Far-right Austrian politician misuses COVID test, causing controversy in government and spreading misinformation on Facebook.
Member of Austrian Parliament Falsely Claims Coca-Cola Can Trigger Positive COVID-19 Test Result
VIENNA — Misinformation about COVID-19 is spread worldwide.
An Austrian parliamentarian caused an uproar after performing a COVID-19 test on Coca-Cola during a Dec. 14 speech.
The test, conducted in the Austrian Parliament, appeared to come out positive. Michael Schnedlitz, a member of the Freedom Party (FPÖ), claimed that was evidence the government’s mass-testing wastes taxpayer money. Schnedlitz’s party has been critical of the country’s coronavirus restrictions and testing regime.
The manufacturers of the DIAQUICK COVID-19 Ag test, the pAustria-based pharmaceutical company DIALAB, quickly countered Schneditz’s results, noting he used the test incorrectly.

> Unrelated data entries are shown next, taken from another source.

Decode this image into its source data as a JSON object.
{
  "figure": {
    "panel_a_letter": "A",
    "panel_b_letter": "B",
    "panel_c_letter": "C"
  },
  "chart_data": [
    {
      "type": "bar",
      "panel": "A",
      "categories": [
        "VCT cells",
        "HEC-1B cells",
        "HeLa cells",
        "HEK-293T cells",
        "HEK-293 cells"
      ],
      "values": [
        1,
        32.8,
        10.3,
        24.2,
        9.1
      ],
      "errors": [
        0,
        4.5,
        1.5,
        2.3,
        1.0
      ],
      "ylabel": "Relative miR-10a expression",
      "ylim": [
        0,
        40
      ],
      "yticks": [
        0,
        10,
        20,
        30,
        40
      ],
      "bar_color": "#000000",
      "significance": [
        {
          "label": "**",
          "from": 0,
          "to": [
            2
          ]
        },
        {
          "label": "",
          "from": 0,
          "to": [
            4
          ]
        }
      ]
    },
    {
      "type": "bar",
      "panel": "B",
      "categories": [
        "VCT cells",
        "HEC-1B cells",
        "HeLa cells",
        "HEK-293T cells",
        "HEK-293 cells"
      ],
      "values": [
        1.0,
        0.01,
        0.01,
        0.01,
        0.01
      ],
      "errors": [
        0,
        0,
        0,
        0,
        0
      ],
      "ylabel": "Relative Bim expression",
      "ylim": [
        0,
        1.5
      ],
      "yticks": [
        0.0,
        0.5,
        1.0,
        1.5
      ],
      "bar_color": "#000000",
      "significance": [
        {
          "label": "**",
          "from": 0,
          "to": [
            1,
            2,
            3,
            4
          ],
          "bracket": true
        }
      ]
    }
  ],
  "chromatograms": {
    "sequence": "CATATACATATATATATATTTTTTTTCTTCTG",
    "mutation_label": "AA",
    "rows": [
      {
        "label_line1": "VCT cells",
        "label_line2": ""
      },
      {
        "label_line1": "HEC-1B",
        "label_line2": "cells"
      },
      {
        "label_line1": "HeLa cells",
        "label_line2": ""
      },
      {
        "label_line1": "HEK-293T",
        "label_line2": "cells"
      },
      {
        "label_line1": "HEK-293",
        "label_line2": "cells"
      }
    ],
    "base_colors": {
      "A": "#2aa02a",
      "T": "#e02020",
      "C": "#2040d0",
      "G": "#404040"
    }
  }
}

“Before making such embarrassing statements, it might have been a good idea for the honored member of parliament to occupy himself a little with chemistry,” Vanessa Koch, DIALAB product management officer, said in a written statement.
Schnedlitz skipped one key step in the test procedure — which renders the test useless, according to DIALAB.

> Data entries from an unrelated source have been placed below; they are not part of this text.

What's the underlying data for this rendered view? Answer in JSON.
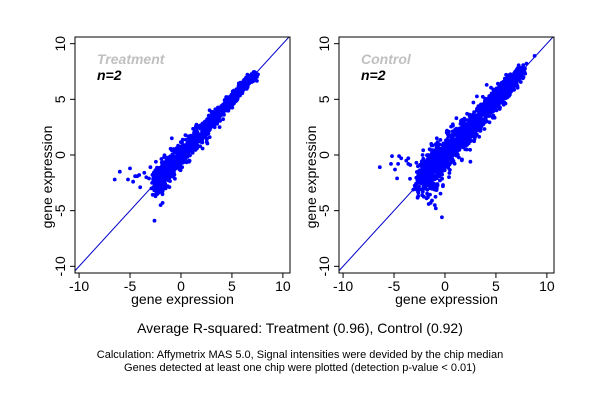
{
  "chart_data": [
    {
      "type": "scatter",
      "title": "Treatment",
      "annotation": "n=2",
      "xlabel": "gene expression",
      "ylabel": "gene expression",
      "xlim": [
        -10.4,
        10.7
      ],
      "ylim": [
        -10.6,
        10.6
      ],
      "xticks": [
        -10,
        -5,
        0,
        5,
        10
      ],
      "yticks": [
        -10,
        -5,
        0,
        5,
        10
      ],
      "grid": false,
      "reference_line": {
        "slope": 1,
        "intercept": 0,
        "color": "#0000cc"
      },
      "point_color": "#0000ff",
      "r_squared": 0.96,
      "cloud": {
        "x_range": [
          -2.4,
          7.3
        ],
        "spread": 0.55,
        "count": 1400,
        "seed": 7
      },
      "outliers": [
        [
          -6.5,
          -2.2
        ],
        [
          -6.0,
          -1.5
        ],
        [
          -5.2,
          -2.2
        ],
        [
          -5.0,
          -1.2
        ],
        [
          -4.7,
          -2.4
        ],
        [
          -4.5,
          -1.9
        ],
        [
          -4.3,
          -1.9
        ],
        [
          -4.1,
          -1.8
        ],
        [
          -4.0,
          -2.9
        ],
        [
          -3.6,
          -1.6
        ],
        [
          -3.4,
          -2.0
        ],
        [
          -2.5,
          -3.7
        ],
        [
          -2.2,
          -3.4
        ],
        [
          -2.0,
          -4.5
        ],
        [
          -1.8,
          -4.3
        ],
        [
          -2.6,
          -5.9
        ],
        [
          -1.5,
          -3.0
        ],
        [
          -0.9,
          1.5
        ],
        [
          -1.3,
          -2.8
        ],
        [
          -2.9,
          -3.0
        ],
        [
          -3.0,
          -1.1
        ],
        [
          -2.0,
          -3.0
        ]
      ]
    },
    {
      "type": "scatter",
      "title": "Control",
      "annotation": "n=2",
      "xlabel": "gene expression",
      "ylabel": "gene expression",
      "xlim": [
        -10.4,
        10.7
      ],
      "ylim": [
        -10.6,
        10.6
      ],
      "xticks": [
        -10,
        -5,
        0,
        5,
        10
      ],
      "yticks": [
        -10,
        -5,
        0,
        5,
        10
      ],
      "grid": false,
      "reference_line": {
        "slope": 1,
        "intercept": 0,
        "color": "#0000cc"
      },
      "point_color": "#0000ff",
      "r_squared": 0.92,
      "cloud": {
        "x_range": [
          -2.2,
          7.6
        ],
        "spread": 0.85,
        "count": 1600,
        "seed": 13
      },
      "outliers": [
        [
          -6.4,
          -1.1
        ],
        [
          -5.3,
          -0.8
        ],
        [
          -5.2,
          -0.1
        ],
        [
          -4.9,
          -1.3
        ],
        [
          -4.7,
          -2.1
        ],
        [
          -4.6,
          -0.8
        ],
        [
          -4.5,
          -0.1
        ],
        [
          -4.3,
          -0.3
        ],
        [
          -3.8,
          -0.5
        ],
        [
          -3.6,
          -0.8
        ],
        [
          -3.4,
          -0.9
        ],
        [
          -3.6,
          -0.3
        ],
        [
          -2.8,
          -0.7
        ],
        [
          -2.4,
          -1.7
        ],
        [
          -1.8,
          -3.9
        ],
        [
          -1.6,
          -4.4
        ],
        [
          -1.4,
          -4.3
        ],
        [
          -1.0,
          -4.5
        ],
        [
          -0.9,
          -4.8
        ],
        [
          -0.3,
          -5.6
        ],
        [
          -0.8,
          -3.0
        ],
        [
          -0.2,
          -2.8
        ],
        [
          0.7,
          1.2
        ],
        [
          -0.8,
          1.5
        ],
        [
          2.5,
          -0.6
        ],
        [
          4.1,
          6.3
        ],
        [
          7.3,
          7.8
        ],
        [
          8.8,
          8.9
        ],
        [
          8.0,
          8.2
        ]
      ]
    }
  ],
  "caption": {
    "main": "Average R-squared: Treatment (0.96), Control (0.92)",
    "line1": "Calculation: Affymetrix MAS 5.0, Signal intensities were devided by the chip median",
    "line2": "Genes detected at least one chip were plotted (detection p-value < 0.01)"
  }
}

“It would be possible to get a positive result with any test. You might as well try it with a pregnancy test, because this test had nothing to do with a COVID-19 test either,” Koch said.

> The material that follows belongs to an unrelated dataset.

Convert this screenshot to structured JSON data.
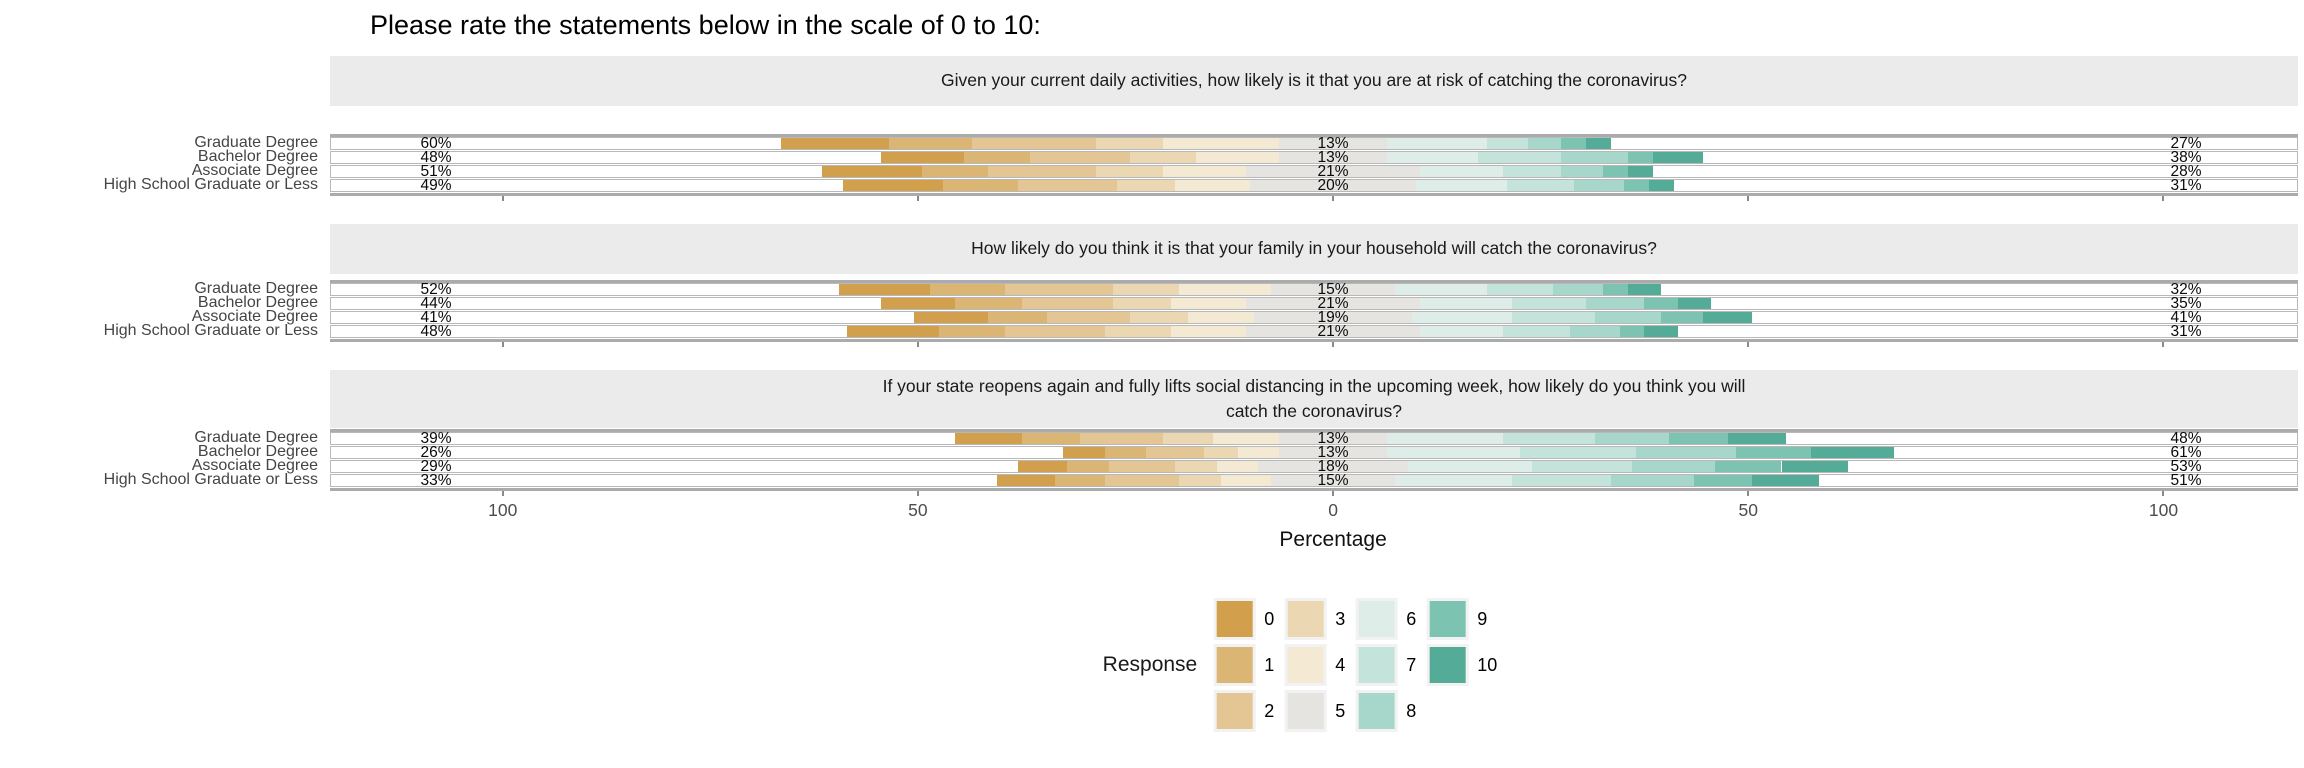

Guidance from the U.S. Food and Drug Administration on similar rapid tests backs Dialab.
Schnedlitz was filmed putting a swab into a glass filled with Coca-Cola. He then pasted it onto the test and got a positive result, telling the assembled house: “Mr. President, we now have a problem because we have a positive corona[virus] test here in Parliament.”
The video was widely shared on Facebook, notching up 2.5 million views. But the social media platform flagged Schnedlitz’s post as COVID-19 misinformation.
DIALAB responded the next day with its own video, showing that if the test is carried out properly, the result is negative.
In the DIALAB video, Christoph Pedain, head of the patient-centered diagnostics division at industry giant Siemens Healthineers, explained the false positive: Coca-Cola has a low pH value, it is acidic, which destroys the test’s antibody proteins.
“The decomposition creates many binding sites for the color particles in the test, and the stripes become visible,” he said.
The COVID-19 test works in a fashion similar to a pregnancy test. A single line is negative, and two lines indicate a positive result. Because Coca-Cola contains a great deal of acid, the test will be useless if the acid isn’t stabilized before applying the fluid to the test.
Pedain said Schnedlitz left out a crucial step in the procedure, namely the application of a buffer solution that will stabilize the pH of the sample. The politician simply put the beverage directly onto the strip, rendering the test useless.
Rapid coronavirus tests, which are much faster than the more common PCR tests, are a relatively new addition in the fight against the pandemic. But they are often targets of conspiracy theorists who claim they do not work. The Canadian Journal of Political Science noted denials and misinformation about the coronavirus have exacerbated its spread and slowed pandemic responses, particularly in the U.S.
The Freedom Party did not comment directly on Schnedlitz’s test in Parliament.
“Every democrat should be aware that consensus, conflict, criticism and controversy are all essential elements of the parliamentary discourse. The speech provided a significant contribution to the discussion about mass-testing,” FPÖ Parliament group spokesman Hubert Erhart said in a written statement, speaking for his party.
“We are against mass-testing for one simple reason: The tests only provide a here and now snapshot and do not provide a true picture, since infections incurred the same day, or even in the line while waiting to get tested, can’t be ruled out by the tests,” the statement read.
While Austria fared comparatively well in the spring, a second wave of Covid-19 this fall and winter has seen the nation’s cases spike. That has caused the country’s ruling government coalition to introduce a new lockdown and a broad-sweeping test program to overcome the crisis.
The Austrian Freedom Party has opposed these measures. It has objected to a proposed mandatory vaccine and believes mask wearing and mass-testing won’t help.
As of Dec. 17, Austria’s government’s official COVID-19 dashboard had registered a total of 330,457 coronavirus cases and 4,886 corona-related deaths in a population of 8.9 million.